I want to emphasize that the statement `Graft has taken' is not only misplaced but is deceiving one's own self. Every graft `takes', stitches or no stitches because of the gluing secretions of the raw corneal edges. What is important is whether the graft remains transparent or has become cloudy. Kerato-plasty could be as confidently undertaken in children as in adults, provided a good anesthesia is available and the surgical considerations are appropriate and where possible, a lamellar surgery should be preferred in children.

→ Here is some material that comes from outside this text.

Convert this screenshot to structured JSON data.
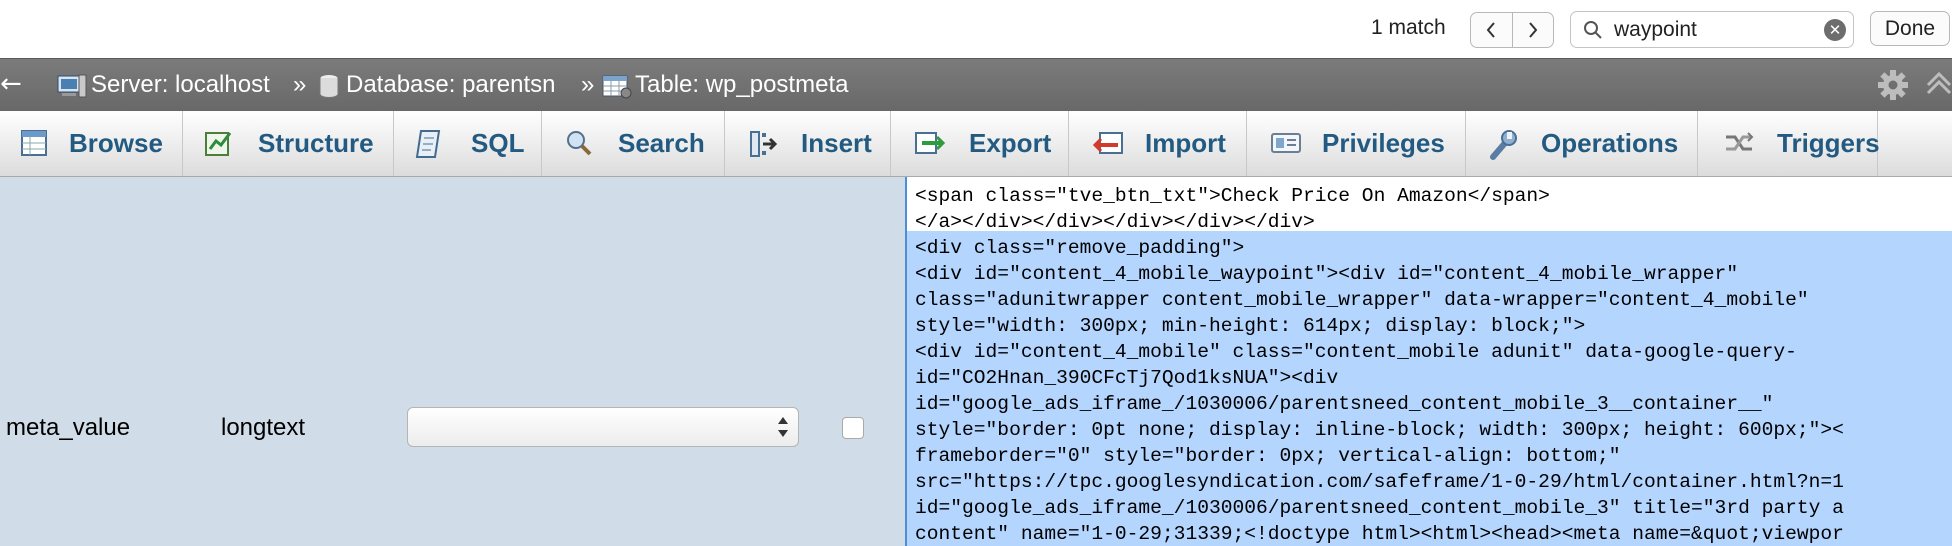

Eye Bank and the Donor Material | |  |
An eye bank is an incompletely understood term. It is an organisation where donor human eyes are received, processed and made available to corneal surgeons. An eye bank is also a research organisation in experimental studies aimed at prolonging the viability of donor cornea. It is also a centre of training to the paramedical staff, and a nucleus of organisation for publicity of donation of eyes. The position till todate is that a fresh donor cornea removed soonest after death and used within 24 hours, occasionally longer is alone a suitable donor material for penetrating keratoplasty. The viability of donor cornea depends on the viability of its endothelial layer which in turn is influenced by factors like the cause of death of donor, the environmental conditions in which the body was lying till the eyes were enucleated, the seasonal variations of tropical climate and the interval between death and enucleation and between enucleation and surgery. For lamellar surgery however, a donor eye can be used after much longer periods of preservation. Excised corneas preserved in glycerine and molecular sieve can be used for lamellar surgery even after 6-9 months of preservation at room temperature or ever longer.

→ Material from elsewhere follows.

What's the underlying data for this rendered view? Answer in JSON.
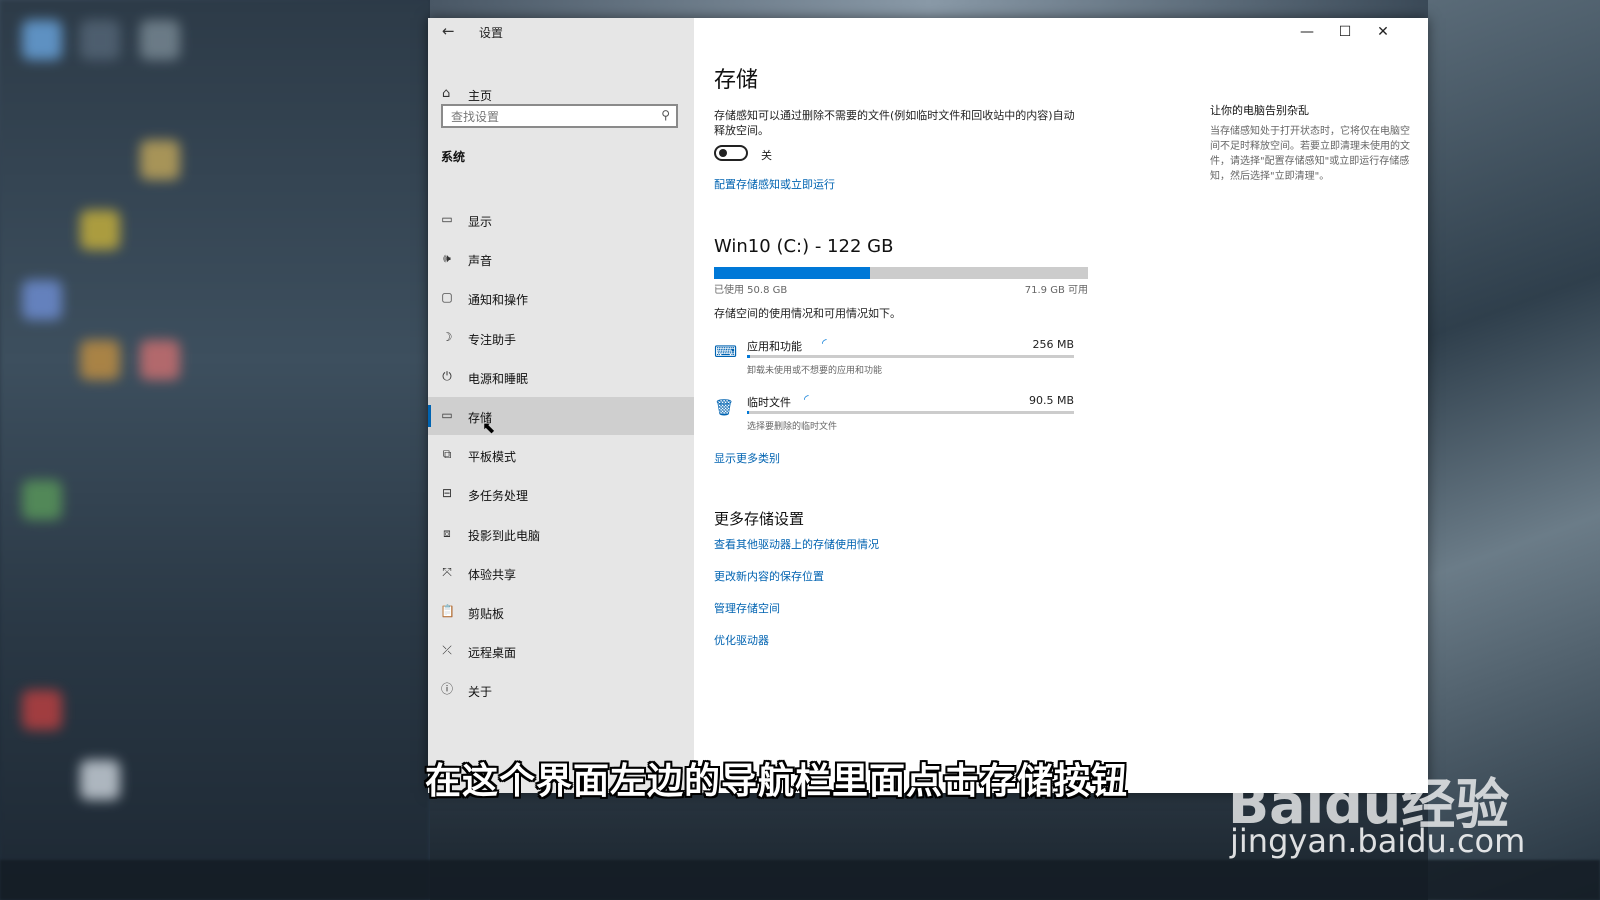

Having made the long subject a really short story indeed it is not for me to say, "who should do corneal grafting?" I would only state that dexterity in cataract surgery, special instrumentation and practice in their use and willingness to face and handle complications are the foundations of a good corneal surgeon. The rewards of corneal surgery are as great as the stakes and it should be a profession rather than fulfiling a curiosity. No surgery is more unpredictable preoperatively, no surgery involves more uncertainties on the operation table, no surgery is more out of control of the eye surgeon once the patient has left the operation table and no surgery is more uncertain in the final outcome. The surgery invites popularity but it should be a popularity which is not run after but which is born of justice in pursuit of noble ends by noble means.
Summary | |  |
In this lecture the following aspects of keratoplasty have been dwelt upon:
1. Etiological and age considerations with special reference to Indian conditions.
2. Indications for penetrating and lamellar keratoplasty with reference to vascularization and depth of opacity, and their limitations.
3. Cosmetic and "mercy" keratoplasty.
4. Techniques and results.
5. Eye banks and requisites of a good corneal surgeon.